# Powder Choice for loading .45 Colt



## FloridaGuy (Sep 23, 2012)

I want to load some .45 Colt this weekend using a 200 gr Cast RNFP bullet and a Hornady 230 gr FMJ-RN Encapsulated. What powder does everyone recommend? The only powder I currently have is Clays. I will be loading them on a Dillon SDB press.


----------



## rex (Jan 27, 2012)

Oops,sorry,I had ACP on the brain.


----------



## noylj (Dec 8, 2011)

Don't care what press you load them on.
I like Unique for both. Clays in not a powder I would use for a large "black powder" era cartridge. Of course, it isn't a powder I care for with anything but shotguns.
Universal Clays would be OK.
231/HP38 is a nice powder for target loads in that huge case.
TrailBoss is fun to load, but expensive--but it sure will fill the case and eliminate any concerns about double charges.
Power Pistol is good and will really make an impressive fire ball.


----------



## high pockets (Apr 25, 2011)

I go along with the HP38 suggestion. I used to use W231, since it's the same thing, but, oddly enough, HP38 is cheaper so I use it almost exclusively.


----------



## rexherring (Nov 13, 2012)

What kind of loads are you looking to get? What handgun?

My Ruger Blackhawk can take a lot heavier loads than say a Colt or reproduction Colt. I have a tendency to use a lot of Unique for general target shooting or Accurate Arms #5. These are not position sensitive powders. I have shot W231/HP38 also but find them a little hot for such a large case. Medium burn rate powders seem to work better for me. For heavy hunting loads I switch to AA#9 or H110 for 255 - 300 grain cast slugs.


----------



## Overkill0084 (Nov 28, 2010)

rexherring said:


> What kind of loads are you looking to get?

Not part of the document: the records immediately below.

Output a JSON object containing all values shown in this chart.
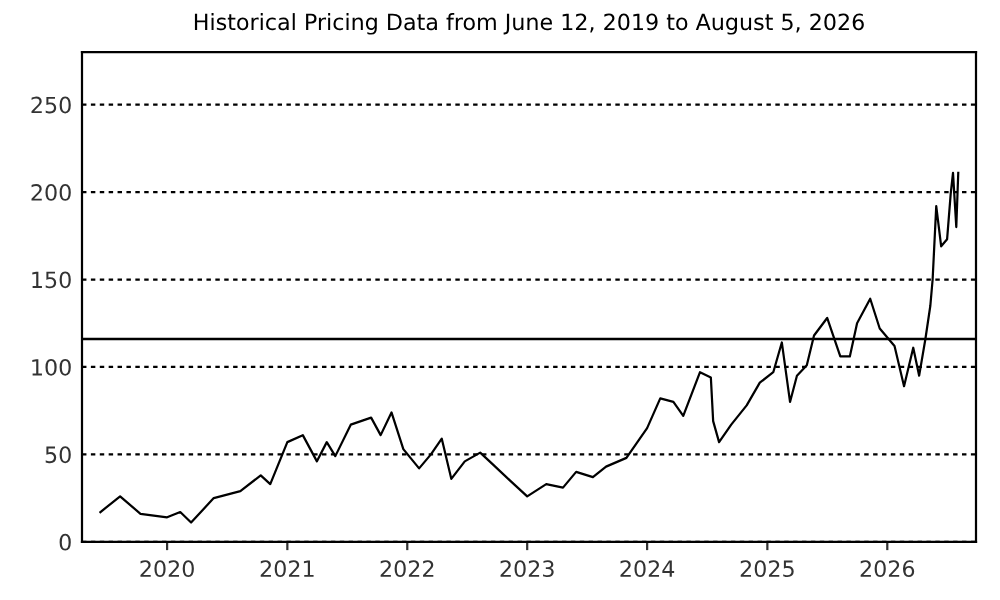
{
  "chart_data": {
    "type": "line",
    "title": "Historical Pricing Data from June 12, 2019 to August 5, 2026",
    "x": [
      "2019-06-12",
      "2019-08-11",
      "2019-10-12",
      "2020-01-01",
      "2020-02-10",
      "2020-03-14",
      "2020-05-22",
      "2020-08-11",
      "2020-10-12",
      "2020-11-10",
      "2021-01-01",
      "2021-02-17",
      "2021-04-01",
      "2021-05-01",
      "2021-05-27",
      "2021-07-13",
      "2021-09-13",
      "2021-10-12",
      "2021-11-14",
      "2021-12-20",
      "2022-02-06",
      "2022-03-14",
      "2022-04-16",
      "2022-05-15",
      "2022-06-25",
      "2022-08-11",
      "2022-09-20",
      "2022-11-10",
      "2023-01-01",
      "2023-02-28",
      "2023-04-20",
      "2023-05-30",
      "2023-07-20",
      "2023-08-29",
      "2023-10-30",
      "2024-01-01",
      "2024-02-10",
      "2024-03-21",
      "2024-04-20",
      "2024-06-10",
      "2024-07-13",
      "2024-07-20",
      "2024-08-07",
      "2024-09-13",
      "2024-10-30",
      "2024-12-09",
      "2025-01-19",
      "2025-02-14",
      "2025-03-11",
      "2025-04-01",
      "2025-05-01",
      "2025-05-23",
      "2025-07-02",
      "2025-08-11",
      "2025-09-09",
      "2025-10-01",
      "2025-11-10",
      "2025-12-09",
      "2026-01-23",
      "2026-02-21",
      "2026-03-21",
      "2026-04-08",
      "2026-04-27",
      "2026-05-12",
      "2026-05-19",
      "2026-05-30",
      "2026-06-14",
      "2026-07-02",
      "2026-07-13",
      "2026-07-20",
      "2026-07-30",
      "2026-08-05"
    ],
    "series": [
      {
        "color": "#000000",
        "values": [
          17,
          26,
          16,
          14,
          17,
          11,
          25,
          29,
          38,
          33,
          57,
          61,
          46,
          57,
          49,
          67,
          71,
          61,
          74,
          53,
          42,
          50,
          59,
          36,
          46,
          51,
          44,
          35,
          26,
          33,
          31,
          40,
          37,
          43,
          48,
          65,
          82,
          80,
          72,
          97,
          94,
          69,
          57,
          67,
          78,
          91,
          97,
          114,
          80,
          95,
          101,
          118,
          128,
          106,
          106,
          125,
          139,
          122,
          112,
          89,
          111,
          95,
          116,
          135,
          150,
          192,
          169,
          173,
          199,
          211,
          180,
          211
        ]
      }
    ],
    "xlim": [
      "2019-04-17",
      "2026-09-28"
    ],
    "xticks": [
      {
        "value": "2020-01-01",
        "label": "2020"
      },
      {
        "value": "2021-01-01",
        "label": "2021"
      },
      {
        "value": "2022-01-01",
        "label": "2022"
      },
      {
        "value": "2023-01-01",
        "label": "2023"
      },
      {
        "value": "2024-01-01",
        "label": "2024"
      },
      {
        "value": "2025-01-01",
        "label": "2025"
      },
      {
        "value": "2026-01-01",
        "label": "2026"
      }
    ],
    "ylim": [
      0,
      280
    ],
    "yticks": [
      0,
      50,
      100,
      150,
      200,
      250
    ],
    "grid": "y",
    "line_style": "solid",
    "ref_lines": [
      {
        "axis": "y",
        "value": 116,
        "color": "#000000"
      }
    ]
  }
}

What handgun?
> 
> My Ruger Blackhawk can take a lot heavier loads than say a Colt or reproduction Colt. I have a tendency to use a lot of Unique for general target shooting or Accurate Arms #5. These are not position sensitive powders. I have shot W231/HP38 also but find them a little hot for such a large case. Medium burn rate powders seem to work better for me. For heavy hunting loads I switch to AA#9 or H110 for 255 - 300 grain cast slugs.


I would add Unique & 2400 to that list as well.


----------



## rexherring (Nov 13, 2012)

Overkill0084 said:


> I would add Unique & 2400 to that list as well.


I do use a lot of Unique but the 2400 was hard to get here for awhile. Now a newer dealer stocks it (if they ever get in more) but like a lot of ammo and reloading supplies, not much on the shelves as of late. If they have primers, you can only buy one box at a time, same with powders, one pound at a time but that's o.k. with me, it keeps the hoarders from taking it all at once.


----------